1.143 Verkehrsunfälle mit Verletzten, 226 mehr als im Jahr 2015. Der Hochsauerlandkreis liegt damit zwar noch unter dem Landeswert von Nordrhein-Westfalen, doch der negative Anstieg ist nicht zu leugnen. Auffällig bei der Statistik ist die stark gefährdete Gruppe der Jugendlichen und Jungen Erwachsenen. Die Altersgruppe Junge Erwachsene war im Jahr 2016 mit 16,9 Prozent an der Gesamtzahl der Verunglückten im HSK beteiligt, obwohl sie nur einen Anteil von acht Prozent an der Gesamtbevölkerung hat.

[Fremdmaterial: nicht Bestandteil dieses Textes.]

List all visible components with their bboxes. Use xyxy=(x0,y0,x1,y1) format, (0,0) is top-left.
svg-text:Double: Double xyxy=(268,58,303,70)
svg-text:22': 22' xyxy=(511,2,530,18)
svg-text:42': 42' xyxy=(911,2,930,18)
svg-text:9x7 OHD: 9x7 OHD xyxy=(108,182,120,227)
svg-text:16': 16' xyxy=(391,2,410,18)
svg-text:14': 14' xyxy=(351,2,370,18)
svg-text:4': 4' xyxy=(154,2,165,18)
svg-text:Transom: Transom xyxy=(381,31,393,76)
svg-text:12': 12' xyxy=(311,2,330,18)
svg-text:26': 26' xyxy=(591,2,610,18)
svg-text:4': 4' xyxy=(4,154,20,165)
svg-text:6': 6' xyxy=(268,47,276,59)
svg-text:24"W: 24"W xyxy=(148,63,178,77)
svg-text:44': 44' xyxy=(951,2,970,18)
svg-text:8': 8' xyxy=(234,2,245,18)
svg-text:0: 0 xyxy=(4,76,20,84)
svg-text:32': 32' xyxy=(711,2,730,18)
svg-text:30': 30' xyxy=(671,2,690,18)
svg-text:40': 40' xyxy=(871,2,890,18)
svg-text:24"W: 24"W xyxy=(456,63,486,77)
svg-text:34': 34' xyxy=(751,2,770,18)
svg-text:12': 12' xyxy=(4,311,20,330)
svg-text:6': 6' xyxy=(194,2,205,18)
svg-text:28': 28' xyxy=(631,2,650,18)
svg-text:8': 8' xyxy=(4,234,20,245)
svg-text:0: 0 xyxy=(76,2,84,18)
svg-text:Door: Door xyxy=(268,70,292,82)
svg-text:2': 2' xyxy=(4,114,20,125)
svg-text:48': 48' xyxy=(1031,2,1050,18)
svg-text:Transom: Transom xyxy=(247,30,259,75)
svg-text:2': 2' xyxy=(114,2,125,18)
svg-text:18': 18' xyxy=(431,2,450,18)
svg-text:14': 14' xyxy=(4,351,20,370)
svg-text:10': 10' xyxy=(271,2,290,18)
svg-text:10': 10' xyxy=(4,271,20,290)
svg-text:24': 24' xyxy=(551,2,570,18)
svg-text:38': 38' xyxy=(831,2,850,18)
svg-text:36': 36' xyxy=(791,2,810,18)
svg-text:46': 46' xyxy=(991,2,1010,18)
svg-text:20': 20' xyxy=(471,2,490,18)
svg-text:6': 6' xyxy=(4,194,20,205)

Aber nicht nur die Risikogruppe der jungen Leute stellt für die Polizei ein Problem dar. Auch die Anzahl der Verkehrsunfälle mit Fahrerflucht stieg im vergangenen Jahr um 119 auf 1.532 Fälle an. Positiv hingegen zeigte sich die Entwicklung bei den Unfällen unter Drogen- oder Alkholeinfluss. Im Vergleich zu 2015 sank die Zahl der Unfälle im Alkoholrausch von 105 auf 96.

Um Unfällen weiter vorzubeugen setzt die Kreispolizeibehörde auch in diesem Jahr auf zielgerichtete Verkehrsprävention, die bereits in Kindergärten und Schulen beginnt. Allein 2016 wurde 2.200 bis 2.300 junge Menschen geschult, um das Bewusstsein für Verantwortung im Straßenverkehr zu schärfen, positive Verhaltensmuster aufzuzeigen sowie rücksichtsvolles Verhalten zu fördern.